Es nimmt Form an/It’s taking shape 1*

 

Es nimmt Form an 1 web .jpg

(Es nimmt Form an 1, Malkarton/It’s taking shape, paper, mixed media, 50x65cm, 2017)

16 Antworten auf “Es nimmt Form an/It’s taking shape 1*”

  1. Erstaunlicherweise wirkt das Bild auf mich ruhiger, als die bewegte Farben- und Formenvielfalt dies vordergründig nahelegen könnte.
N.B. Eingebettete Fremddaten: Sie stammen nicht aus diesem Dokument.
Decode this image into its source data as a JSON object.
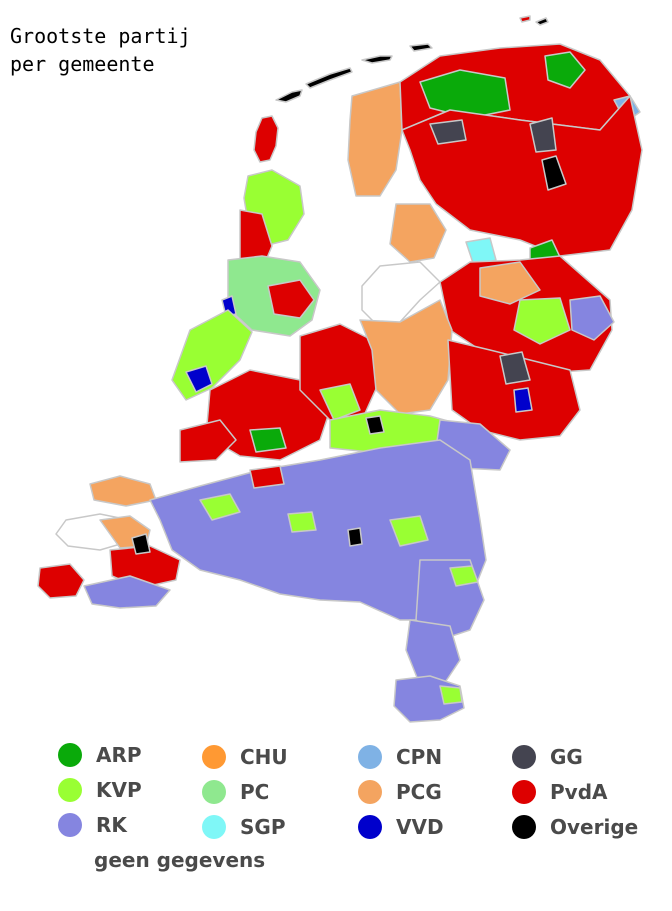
{
  "title": [
    "Grootste partij",
    "per gemeente"
  ],
  "colors": {
    "ARP": "#0aaa0a",
    "KVP": "#99ff33",
    "RK": "#8585e0",
    "CHU": "#ff9933",
    "PC": "#8fe88f",
    "SGP": "#7ff7f7",
    "CPN": "#7fb2e5",
    "PCG": "#f4a460",
    "VVD": "#0000cc",
    "GG": "#444450",
    "PvdA": "#dd0000",
    "Overige": "#000000",
    "nodata": "#ffffff",
    "border": "#c8c8c8"
  },
  "legend": [
    {
      "party": "ARP",
      "color_key": "ARP"
    },
    {
      "party": "KVP",
      "color_key": "KVP"
    },
    {
      "party": "RK",
      "color_key": "RK"
    },
    {
      "party": "CHU",
      "color_key": "CHU"
    },
    {
      "party": "PC",
      "color_key": "PC"
    },
    {
      "party": "SGP",
      "color_key": "SGP"
    },
    {
      "party": "CPN",
      "color_key": "CPN"
    },
    {
      "party": "PCG",
      "color_key": "PCG"
    },
    {
      "party": "VVD",
      "color_key": "VVD"
    },
    {
      "party": "GG",
      "color_key": "GG"
    },
    {
      "party": "PvdA",
      "color_key": "PvdA"
    },
    {
      "party": "Overige",
      "color_key": "Overige"
    }
  ],
  "nodata_label": "geen gegevens"
}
Denn auf den ersten (und wohl auch einen zweiten) Blick könnte man es (wiederum) für einen wilden Tanz der Elemente halten, die sich im Zusammenspiel versuchen, aber dabei noch suchen. Aber für mich strahlt das Bild eine Harmonie und heitere Gelassenheit aus, die sich wirkungsvoll auf mich überträgt.
    Hinter dem „wilden Tanz“ steckt eine fein abgestimmte Choreographie. Ein Wunsch wird Wirklichkeit. Aber es ist ein Wunsch, der sich noch während seiner Verwirklichung „weiterwünscht“. Nicht aus Unzufriedenheit, sondern aus purer Freude über die Verwirklichung. Dergestalt, dass der Prozess der Verwirklichung immer weitergehen und immer noch wunderbarer werden kann.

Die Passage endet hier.